あっちに曲がりこっちに引き帰しで、どこをどう走っているのかわからない俺とリーナとしては、追い抜くわけにもいかずに従うしかない。
「あの、どうかしたんですか?」
「どうしたもなにも、どう考えたって変だろ」
「変ですね」
「いや、だからどういう――」
「確かに変ね」
「リーナ!?」
「もっとアンデッドをバッタバッタと斬りまくれると思っていたのに、全然出てこないじゃない」
「……リーナ嬢、その発言は貴族令嬢はもちろん、冒険者としてもどうかと思うぞ。相手は元人間だ」
「え、確かにそうだけれど、そうも言っていられない状況じゃあないの?」
「そうも言ってられる状況――アンデッド共が全然出てこねえから変だって言ってんじゃねえか」
注意深く見なくても、たとえ王都に来るのがこれで二度目だとしても、分かりそうなものだった。

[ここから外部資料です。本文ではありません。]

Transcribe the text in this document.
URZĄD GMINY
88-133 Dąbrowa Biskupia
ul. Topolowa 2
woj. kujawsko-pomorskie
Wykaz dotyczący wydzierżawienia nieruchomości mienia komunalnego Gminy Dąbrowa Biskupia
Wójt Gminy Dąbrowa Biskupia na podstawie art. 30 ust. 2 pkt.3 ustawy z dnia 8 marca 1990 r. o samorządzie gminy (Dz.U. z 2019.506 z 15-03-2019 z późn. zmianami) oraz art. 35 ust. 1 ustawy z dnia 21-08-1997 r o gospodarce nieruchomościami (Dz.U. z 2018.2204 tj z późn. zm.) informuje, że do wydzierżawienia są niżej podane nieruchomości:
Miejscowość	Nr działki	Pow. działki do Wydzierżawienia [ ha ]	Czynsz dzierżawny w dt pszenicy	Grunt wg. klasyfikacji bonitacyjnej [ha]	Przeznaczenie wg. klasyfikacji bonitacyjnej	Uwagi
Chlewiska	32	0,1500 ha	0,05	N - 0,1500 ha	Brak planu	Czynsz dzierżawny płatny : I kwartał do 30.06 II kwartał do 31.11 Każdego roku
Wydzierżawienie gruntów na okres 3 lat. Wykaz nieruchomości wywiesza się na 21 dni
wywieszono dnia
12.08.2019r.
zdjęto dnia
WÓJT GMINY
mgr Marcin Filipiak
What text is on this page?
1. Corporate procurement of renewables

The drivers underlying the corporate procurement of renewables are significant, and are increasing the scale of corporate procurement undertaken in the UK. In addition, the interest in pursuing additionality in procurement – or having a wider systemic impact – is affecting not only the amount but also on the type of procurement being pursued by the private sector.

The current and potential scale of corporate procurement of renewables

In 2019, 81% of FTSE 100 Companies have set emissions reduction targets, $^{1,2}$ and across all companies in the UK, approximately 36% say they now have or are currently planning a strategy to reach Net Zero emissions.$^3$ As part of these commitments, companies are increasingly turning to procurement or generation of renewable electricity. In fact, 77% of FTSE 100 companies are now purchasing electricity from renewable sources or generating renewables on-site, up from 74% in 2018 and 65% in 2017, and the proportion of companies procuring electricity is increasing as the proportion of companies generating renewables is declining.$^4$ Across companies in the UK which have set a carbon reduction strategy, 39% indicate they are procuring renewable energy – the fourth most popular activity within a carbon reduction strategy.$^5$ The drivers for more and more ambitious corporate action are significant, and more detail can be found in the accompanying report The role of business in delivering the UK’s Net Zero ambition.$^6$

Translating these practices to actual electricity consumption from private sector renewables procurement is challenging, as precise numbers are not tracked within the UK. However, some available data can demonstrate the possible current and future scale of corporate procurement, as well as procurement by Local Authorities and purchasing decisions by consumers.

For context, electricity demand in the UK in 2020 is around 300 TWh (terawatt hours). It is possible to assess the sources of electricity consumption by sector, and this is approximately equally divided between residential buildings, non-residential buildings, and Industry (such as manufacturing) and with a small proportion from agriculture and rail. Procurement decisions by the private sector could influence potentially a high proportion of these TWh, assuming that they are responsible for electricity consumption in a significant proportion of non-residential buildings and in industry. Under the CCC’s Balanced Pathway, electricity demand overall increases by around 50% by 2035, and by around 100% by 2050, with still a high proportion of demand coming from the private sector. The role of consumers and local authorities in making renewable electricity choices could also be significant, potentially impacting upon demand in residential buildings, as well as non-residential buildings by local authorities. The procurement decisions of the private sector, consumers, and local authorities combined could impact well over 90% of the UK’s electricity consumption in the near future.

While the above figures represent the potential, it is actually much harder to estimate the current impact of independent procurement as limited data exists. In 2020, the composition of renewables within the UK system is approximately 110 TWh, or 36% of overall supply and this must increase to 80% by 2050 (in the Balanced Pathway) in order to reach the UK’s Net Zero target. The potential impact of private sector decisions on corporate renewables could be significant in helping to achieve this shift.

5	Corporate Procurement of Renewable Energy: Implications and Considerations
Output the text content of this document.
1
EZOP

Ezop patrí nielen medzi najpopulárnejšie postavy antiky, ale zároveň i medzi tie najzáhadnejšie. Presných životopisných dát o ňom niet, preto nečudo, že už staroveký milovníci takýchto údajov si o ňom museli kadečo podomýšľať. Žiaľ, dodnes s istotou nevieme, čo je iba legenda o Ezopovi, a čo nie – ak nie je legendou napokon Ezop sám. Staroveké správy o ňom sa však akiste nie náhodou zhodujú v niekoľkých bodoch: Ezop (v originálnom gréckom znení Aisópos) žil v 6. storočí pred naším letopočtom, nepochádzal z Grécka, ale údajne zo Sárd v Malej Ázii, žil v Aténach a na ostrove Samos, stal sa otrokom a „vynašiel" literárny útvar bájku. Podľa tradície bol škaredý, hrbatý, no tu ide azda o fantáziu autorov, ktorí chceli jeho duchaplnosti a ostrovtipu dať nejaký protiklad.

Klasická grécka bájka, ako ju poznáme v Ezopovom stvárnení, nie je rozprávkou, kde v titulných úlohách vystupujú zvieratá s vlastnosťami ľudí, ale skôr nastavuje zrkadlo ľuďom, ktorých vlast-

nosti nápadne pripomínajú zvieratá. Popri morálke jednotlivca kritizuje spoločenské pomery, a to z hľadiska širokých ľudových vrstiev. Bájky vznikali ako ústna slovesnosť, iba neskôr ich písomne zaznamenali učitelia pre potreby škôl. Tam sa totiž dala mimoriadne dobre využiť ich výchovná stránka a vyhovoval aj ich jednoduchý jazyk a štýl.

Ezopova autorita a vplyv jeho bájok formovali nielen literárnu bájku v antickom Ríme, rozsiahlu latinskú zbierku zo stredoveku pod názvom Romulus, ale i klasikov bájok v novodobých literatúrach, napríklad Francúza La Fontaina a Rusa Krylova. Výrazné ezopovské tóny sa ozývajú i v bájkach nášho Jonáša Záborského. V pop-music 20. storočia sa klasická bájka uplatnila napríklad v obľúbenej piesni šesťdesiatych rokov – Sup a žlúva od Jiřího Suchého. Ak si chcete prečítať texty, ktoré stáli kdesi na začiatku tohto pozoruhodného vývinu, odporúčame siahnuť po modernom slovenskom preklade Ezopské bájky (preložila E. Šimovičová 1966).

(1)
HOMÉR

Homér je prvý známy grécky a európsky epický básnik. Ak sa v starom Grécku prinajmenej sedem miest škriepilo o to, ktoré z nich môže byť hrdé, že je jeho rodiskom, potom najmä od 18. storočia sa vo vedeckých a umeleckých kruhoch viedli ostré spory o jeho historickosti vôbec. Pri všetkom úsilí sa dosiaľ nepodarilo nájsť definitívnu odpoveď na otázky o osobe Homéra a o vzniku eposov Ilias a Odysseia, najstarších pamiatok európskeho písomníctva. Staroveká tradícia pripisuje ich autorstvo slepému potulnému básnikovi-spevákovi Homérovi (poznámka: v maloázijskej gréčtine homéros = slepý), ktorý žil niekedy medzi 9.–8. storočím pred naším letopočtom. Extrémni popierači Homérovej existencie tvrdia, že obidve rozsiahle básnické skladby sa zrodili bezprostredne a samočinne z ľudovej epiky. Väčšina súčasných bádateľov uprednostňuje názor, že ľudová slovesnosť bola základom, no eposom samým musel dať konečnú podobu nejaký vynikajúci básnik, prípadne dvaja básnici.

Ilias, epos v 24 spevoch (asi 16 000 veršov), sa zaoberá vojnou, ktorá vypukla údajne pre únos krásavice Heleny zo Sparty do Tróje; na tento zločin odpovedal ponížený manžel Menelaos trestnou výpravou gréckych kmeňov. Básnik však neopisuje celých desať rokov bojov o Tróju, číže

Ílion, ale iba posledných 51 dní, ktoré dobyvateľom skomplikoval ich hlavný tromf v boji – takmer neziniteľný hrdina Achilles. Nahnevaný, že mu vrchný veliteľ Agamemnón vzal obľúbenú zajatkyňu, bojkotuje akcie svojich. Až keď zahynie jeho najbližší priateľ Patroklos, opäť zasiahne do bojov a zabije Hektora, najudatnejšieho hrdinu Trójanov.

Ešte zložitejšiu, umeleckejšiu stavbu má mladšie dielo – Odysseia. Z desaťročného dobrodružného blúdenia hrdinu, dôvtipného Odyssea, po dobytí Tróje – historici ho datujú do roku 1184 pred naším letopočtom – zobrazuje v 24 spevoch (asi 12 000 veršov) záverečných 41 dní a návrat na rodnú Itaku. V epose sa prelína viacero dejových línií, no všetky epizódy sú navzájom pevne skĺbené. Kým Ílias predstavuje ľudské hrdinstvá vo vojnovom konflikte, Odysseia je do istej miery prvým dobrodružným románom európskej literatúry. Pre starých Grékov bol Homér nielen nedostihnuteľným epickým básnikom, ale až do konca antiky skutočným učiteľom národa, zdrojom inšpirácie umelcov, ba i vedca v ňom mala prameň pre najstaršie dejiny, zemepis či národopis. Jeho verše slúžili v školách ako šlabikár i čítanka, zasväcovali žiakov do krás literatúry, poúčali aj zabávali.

実際の街並みは馬車越しだったけど、あれだけの人で溢れかえっていたのに、その成れの果てであるアンデッドにここまで一度も遭遇しないなんて、どれくらいの奇跡だろうか?
どんなに優れた五感を持っていても、使いこなせないなら意味はない。
そう思って、慌てて聴覚を強化して周囲を探ってみたけど、瘴気に包まれた王都は不気味なくらいに静まり返っていた。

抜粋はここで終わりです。